Morrill states that there are two approaches to conflict management, confrontation and nonconfrontation. According to Morrill, “disputes begin when someone has a real or imagined grievance against someone or something else.” This is the “preconflict” or “grievance” stage. This stage has the opportunity to develop into open conflict. From the “preconflict” stage, confrontation can develop if talk or physical action develops between the two individuals. Nonconfrontation can develop if the two individuals express their grievances without direct communication or physical action.

Using Baumgartner’s studies of working and middle class conflict, Morrill tries to establish the anthropological origin of conflict management. He uses Baumgartner’s established social ties, “loose-knit” and “dense-knit” networks, to analyze the communication between individuals within conflicts or grievances. “Loose-knit” networks have sparse communication among the individuals and “dense-knit” networks have a high degree of communication.

Morrill uses two large businesses to analyze the customs of conflict management. These two companies, Independent Accounting and Playco, each have different customs of conflict management. Independent Accounting is a international audit firm with over twenty thousand employees. Playco is a manufacturing firm that produces electronic learning aids, computers and children’s toys. Playco has over thirty-five thousand employees and forty-three executives. The executives at each firm were asked a series of questions concerning friends, relations, social ties, and conflicts or problems. The data were analyzed by comparing density measures of executive networks across the firms. Then ethnographic data were collected from the executives at both firms on practices and beliefs about conflict management.
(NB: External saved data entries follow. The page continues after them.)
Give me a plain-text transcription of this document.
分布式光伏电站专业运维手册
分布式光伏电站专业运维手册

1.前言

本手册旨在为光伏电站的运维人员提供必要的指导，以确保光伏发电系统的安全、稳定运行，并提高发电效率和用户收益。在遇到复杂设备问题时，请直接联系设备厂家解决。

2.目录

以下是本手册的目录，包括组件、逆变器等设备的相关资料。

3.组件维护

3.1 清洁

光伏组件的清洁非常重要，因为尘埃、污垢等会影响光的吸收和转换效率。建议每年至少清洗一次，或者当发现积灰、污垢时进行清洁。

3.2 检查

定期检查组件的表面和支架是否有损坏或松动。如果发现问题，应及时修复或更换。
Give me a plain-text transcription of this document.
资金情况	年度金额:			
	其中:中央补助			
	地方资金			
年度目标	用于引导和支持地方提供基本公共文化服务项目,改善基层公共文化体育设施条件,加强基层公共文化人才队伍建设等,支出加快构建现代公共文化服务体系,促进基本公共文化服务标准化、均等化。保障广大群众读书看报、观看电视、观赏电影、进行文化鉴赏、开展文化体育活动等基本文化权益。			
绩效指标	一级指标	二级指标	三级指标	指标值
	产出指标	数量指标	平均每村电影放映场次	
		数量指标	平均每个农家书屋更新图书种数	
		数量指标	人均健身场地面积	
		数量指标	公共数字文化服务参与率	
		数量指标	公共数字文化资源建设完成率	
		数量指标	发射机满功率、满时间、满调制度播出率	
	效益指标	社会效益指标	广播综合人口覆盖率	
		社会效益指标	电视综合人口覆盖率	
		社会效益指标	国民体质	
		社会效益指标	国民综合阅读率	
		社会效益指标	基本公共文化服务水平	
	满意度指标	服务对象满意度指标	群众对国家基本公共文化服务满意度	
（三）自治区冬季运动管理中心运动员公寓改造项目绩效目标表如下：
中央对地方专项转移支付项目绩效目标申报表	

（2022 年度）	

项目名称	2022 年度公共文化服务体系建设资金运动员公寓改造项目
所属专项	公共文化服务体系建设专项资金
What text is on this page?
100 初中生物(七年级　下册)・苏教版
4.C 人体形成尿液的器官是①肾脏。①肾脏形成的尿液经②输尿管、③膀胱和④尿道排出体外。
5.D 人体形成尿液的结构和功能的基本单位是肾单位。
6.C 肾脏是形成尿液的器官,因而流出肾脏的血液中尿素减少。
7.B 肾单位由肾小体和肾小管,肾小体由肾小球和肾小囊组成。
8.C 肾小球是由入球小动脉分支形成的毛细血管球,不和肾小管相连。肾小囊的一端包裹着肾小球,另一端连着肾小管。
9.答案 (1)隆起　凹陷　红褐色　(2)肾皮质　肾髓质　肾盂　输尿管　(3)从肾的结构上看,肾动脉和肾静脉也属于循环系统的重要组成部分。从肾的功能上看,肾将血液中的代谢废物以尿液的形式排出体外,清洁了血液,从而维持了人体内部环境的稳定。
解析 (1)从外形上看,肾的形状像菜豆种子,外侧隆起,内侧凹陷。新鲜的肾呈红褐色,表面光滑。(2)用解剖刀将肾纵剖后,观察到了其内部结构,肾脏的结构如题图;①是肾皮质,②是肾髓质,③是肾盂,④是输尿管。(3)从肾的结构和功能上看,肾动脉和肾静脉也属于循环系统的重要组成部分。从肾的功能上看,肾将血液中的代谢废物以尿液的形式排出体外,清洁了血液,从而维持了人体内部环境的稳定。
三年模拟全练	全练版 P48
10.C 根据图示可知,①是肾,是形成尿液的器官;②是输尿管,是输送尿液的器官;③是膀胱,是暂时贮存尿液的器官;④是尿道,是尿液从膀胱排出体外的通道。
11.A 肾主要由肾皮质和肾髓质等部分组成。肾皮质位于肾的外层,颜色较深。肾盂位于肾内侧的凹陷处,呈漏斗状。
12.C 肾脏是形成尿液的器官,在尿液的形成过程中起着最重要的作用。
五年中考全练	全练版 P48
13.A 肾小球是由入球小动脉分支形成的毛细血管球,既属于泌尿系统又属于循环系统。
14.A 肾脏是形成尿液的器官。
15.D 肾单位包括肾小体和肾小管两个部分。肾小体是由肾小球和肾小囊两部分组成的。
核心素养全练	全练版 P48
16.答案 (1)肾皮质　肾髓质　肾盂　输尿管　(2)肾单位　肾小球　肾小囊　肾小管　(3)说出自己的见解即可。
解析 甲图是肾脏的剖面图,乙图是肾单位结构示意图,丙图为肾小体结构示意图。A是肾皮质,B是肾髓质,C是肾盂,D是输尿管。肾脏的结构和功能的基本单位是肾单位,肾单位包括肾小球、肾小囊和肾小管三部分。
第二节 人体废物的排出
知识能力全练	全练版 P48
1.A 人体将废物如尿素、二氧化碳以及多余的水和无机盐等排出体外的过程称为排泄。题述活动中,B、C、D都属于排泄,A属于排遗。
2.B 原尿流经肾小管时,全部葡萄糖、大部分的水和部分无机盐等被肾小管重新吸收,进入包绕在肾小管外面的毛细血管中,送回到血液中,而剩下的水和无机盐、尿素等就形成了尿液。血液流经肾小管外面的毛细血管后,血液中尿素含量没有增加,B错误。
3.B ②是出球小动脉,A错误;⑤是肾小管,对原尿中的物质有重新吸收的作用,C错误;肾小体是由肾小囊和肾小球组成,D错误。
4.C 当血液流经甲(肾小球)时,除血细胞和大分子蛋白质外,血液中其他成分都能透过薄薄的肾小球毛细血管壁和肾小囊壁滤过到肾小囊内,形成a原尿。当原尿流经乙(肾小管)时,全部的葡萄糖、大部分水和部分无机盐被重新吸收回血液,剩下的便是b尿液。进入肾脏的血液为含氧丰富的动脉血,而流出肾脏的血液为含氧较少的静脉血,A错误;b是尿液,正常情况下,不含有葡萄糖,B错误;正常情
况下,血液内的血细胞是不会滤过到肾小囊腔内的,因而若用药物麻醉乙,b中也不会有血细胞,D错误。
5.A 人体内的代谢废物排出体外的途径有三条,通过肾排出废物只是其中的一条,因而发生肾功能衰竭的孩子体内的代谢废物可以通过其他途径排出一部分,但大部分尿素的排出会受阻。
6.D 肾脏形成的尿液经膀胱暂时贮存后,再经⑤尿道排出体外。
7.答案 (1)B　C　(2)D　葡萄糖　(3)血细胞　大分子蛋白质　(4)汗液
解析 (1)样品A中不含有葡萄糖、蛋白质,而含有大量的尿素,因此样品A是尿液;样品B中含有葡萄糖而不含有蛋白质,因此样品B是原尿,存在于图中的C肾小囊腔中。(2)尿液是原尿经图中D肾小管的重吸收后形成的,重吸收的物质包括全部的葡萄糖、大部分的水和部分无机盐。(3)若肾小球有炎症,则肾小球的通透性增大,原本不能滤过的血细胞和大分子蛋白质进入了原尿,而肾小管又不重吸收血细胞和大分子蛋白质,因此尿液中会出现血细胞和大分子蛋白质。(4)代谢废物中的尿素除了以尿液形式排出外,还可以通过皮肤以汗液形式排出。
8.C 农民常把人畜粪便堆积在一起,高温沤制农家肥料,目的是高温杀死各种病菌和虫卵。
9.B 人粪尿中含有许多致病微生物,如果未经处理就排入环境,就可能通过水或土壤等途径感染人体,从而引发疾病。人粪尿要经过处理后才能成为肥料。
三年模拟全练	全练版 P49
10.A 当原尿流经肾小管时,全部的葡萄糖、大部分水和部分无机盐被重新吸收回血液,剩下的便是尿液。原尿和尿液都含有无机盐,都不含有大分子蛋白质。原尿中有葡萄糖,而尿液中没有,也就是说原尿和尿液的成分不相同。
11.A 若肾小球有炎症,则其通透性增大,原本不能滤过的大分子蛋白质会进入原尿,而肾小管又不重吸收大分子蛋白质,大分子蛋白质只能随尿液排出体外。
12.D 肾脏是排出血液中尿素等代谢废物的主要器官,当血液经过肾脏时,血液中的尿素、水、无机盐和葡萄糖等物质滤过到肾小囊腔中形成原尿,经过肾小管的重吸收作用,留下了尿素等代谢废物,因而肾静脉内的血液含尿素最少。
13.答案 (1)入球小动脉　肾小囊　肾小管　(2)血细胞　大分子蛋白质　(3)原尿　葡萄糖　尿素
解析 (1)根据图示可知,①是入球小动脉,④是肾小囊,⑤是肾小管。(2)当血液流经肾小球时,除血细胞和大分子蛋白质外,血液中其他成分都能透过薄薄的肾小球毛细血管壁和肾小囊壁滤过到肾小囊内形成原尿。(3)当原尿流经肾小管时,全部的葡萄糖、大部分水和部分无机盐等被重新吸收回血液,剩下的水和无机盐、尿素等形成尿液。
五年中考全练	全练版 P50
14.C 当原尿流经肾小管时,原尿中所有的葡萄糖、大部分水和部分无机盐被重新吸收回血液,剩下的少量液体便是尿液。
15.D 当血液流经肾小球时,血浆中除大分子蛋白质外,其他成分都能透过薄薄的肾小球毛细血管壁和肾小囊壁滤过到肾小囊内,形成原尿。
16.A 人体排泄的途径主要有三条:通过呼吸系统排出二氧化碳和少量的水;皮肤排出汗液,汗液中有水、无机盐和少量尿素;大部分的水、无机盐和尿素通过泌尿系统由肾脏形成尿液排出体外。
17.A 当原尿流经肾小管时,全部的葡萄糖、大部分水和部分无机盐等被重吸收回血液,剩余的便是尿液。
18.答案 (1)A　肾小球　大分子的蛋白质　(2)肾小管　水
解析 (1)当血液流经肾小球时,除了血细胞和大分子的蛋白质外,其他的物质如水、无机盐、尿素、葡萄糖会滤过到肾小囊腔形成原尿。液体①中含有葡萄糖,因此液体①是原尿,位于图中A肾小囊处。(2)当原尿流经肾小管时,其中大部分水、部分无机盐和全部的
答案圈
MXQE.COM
At the end of Morrill’s research , he concluded that his hypothesis was correct. Executives in “loose-knit” networks tend to settle grievances nonconfrontationally, while executives in “dense-knit” networks tend to settle grievances by confronting each person involved, with their grievances. Morrill also concludes that executives at Playco have the greatest social distance from each other and are highly likely to avoid conflict.

CLARITY: 3
LAWRENCE ANTHONY MEADE UNC Charlotte (Gregory Starrett)

Pauketat, Timothy and Emerson, Thomas. The Ideology of Authority and the Power of the Pot. American Anthropologist 1991:919-.

The Ramey Incised jar or vessel and its role in Mississippian chiefdom society are the subjects of this essay. Mississippian culture, with its center at Cahokia, was dominant in the “American Bottom” region of the country during the 11th and 12th centuries AD. This cultural tradition had a very visible and recognizable set of motifs associated with Mississippian religious activity. Since the religious authority and secular authority are often combined in New World cultures, it is assumed that the economic and political elite was also the religious elite. The ruling elite had to have some communication in their relationship with the subordinated groups, in order to define their relationships with each other. It proposed in this essay that the pottery was a kind of propaganda for the elites.

According to Pauketat and Emerson, an elite ideology that placed control over the cosmos in the control of the chiefs was represented by the Ramey Incised ware.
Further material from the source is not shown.